Conspiracy Theories in the Arab World
Matthew Gray, Australian National University
Monday 8 November 2010
Matthew Gray has been Sheikh Hamdan bin Rashid al-Maktoum Senior Lecturer at the Centre for Arab & Islamic Studies (CAIS) at the Australian National University, Canberra, since early 2005. Prior to that he worked in the Australian public service for many years, including on trade promotion, defence intelligence, and immigration policy. At CAIS he teaches and conducts research on the politics, political economy, business dynamics, and international relations of the contemporary Middle East. His first book, Conspiracy Theories in the Arab World: Sources and Politics (Routledge) was published in 2010, and he has published widely in journals and edited books on Middle Eastern tourism, constitutionalism, Arab politics, and oil issues, as well as on conspiracy theories and political language.
Conspiracy theories are common in the Middle East, and cover a range of topics from US policy to 9/11 to Israel’s Mossad to the death of Princess Diana. Foreign powers, local leaders, and societal actors all feature in them. But where do they come from, and what do they mean?

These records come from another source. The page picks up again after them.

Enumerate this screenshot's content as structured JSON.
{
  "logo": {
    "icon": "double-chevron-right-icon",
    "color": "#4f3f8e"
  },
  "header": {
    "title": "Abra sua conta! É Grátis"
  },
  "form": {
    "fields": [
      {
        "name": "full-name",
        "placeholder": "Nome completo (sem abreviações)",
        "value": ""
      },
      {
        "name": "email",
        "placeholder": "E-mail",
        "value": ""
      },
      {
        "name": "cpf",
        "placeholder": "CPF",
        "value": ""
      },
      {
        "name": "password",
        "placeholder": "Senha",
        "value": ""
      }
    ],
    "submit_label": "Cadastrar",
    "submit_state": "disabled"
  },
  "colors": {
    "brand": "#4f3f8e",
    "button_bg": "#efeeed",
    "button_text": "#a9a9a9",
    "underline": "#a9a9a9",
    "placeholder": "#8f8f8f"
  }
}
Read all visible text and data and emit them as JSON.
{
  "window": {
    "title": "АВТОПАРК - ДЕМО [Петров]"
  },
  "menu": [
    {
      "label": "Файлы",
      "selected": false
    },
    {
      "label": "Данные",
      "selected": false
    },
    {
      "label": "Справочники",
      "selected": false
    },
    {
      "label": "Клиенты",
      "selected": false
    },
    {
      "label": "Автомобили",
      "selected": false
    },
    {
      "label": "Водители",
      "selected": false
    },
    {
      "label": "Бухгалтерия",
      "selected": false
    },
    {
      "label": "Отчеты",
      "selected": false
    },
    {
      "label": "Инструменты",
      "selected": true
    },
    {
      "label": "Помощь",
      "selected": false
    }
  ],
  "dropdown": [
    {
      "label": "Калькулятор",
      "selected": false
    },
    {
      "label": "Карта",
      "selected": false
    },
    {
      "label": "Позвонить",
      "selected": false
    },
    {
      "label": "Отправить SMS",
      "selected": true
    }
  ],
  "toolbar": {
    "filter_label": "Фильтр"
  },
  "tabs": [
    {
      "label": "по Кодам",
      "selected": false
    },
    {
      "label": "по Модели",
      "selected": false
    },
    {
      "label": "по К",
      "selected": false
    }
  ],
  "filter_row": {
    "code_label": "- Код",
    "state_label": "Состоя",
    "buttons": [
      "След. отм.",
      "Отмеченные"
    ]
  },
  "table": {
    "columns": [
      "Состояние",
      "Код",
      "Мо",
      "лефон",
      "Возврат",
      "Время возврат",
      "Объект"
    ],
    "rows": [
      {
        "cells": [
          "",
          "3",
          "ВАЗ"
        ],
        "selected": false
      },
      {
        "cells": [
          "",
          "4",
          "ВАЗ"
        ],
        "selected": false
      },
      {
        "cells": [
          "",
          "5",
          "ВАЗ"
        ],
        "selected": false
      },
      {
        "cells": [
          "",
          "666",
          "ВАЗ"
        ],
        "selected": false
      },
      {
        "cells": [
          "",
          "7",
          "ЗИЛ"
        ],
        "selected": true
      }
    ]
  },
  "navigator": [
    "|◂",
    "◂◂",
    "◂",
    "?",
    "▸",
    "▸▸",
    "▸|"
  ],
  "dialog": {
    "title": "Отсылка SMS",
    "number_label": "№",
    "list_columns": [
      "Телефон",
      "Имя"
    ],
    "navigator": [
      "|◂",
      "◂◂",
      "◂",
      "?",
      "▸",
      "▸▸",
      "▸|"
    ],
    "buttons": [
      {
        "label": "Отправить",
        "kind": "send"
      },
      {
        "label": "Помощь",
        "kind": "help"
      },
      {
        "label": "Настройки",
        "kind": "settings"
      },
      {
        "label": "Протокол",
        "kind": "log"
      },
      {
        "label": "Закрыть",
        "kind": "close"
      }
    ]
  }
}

This lecture tackled that question, by examining several of the region’s most prevalent conspiracy theories and assessing, in the process, what each says about the region’s politics, social dynamics, and worldviews. Far from being rants by the fearful, paranoid or xenophobic, it is argued, conspiracy theories are instead a powerful and effective tool of political language that find their sources and efficacy in a range of historical experiences, political dynamics, and regional and global changes.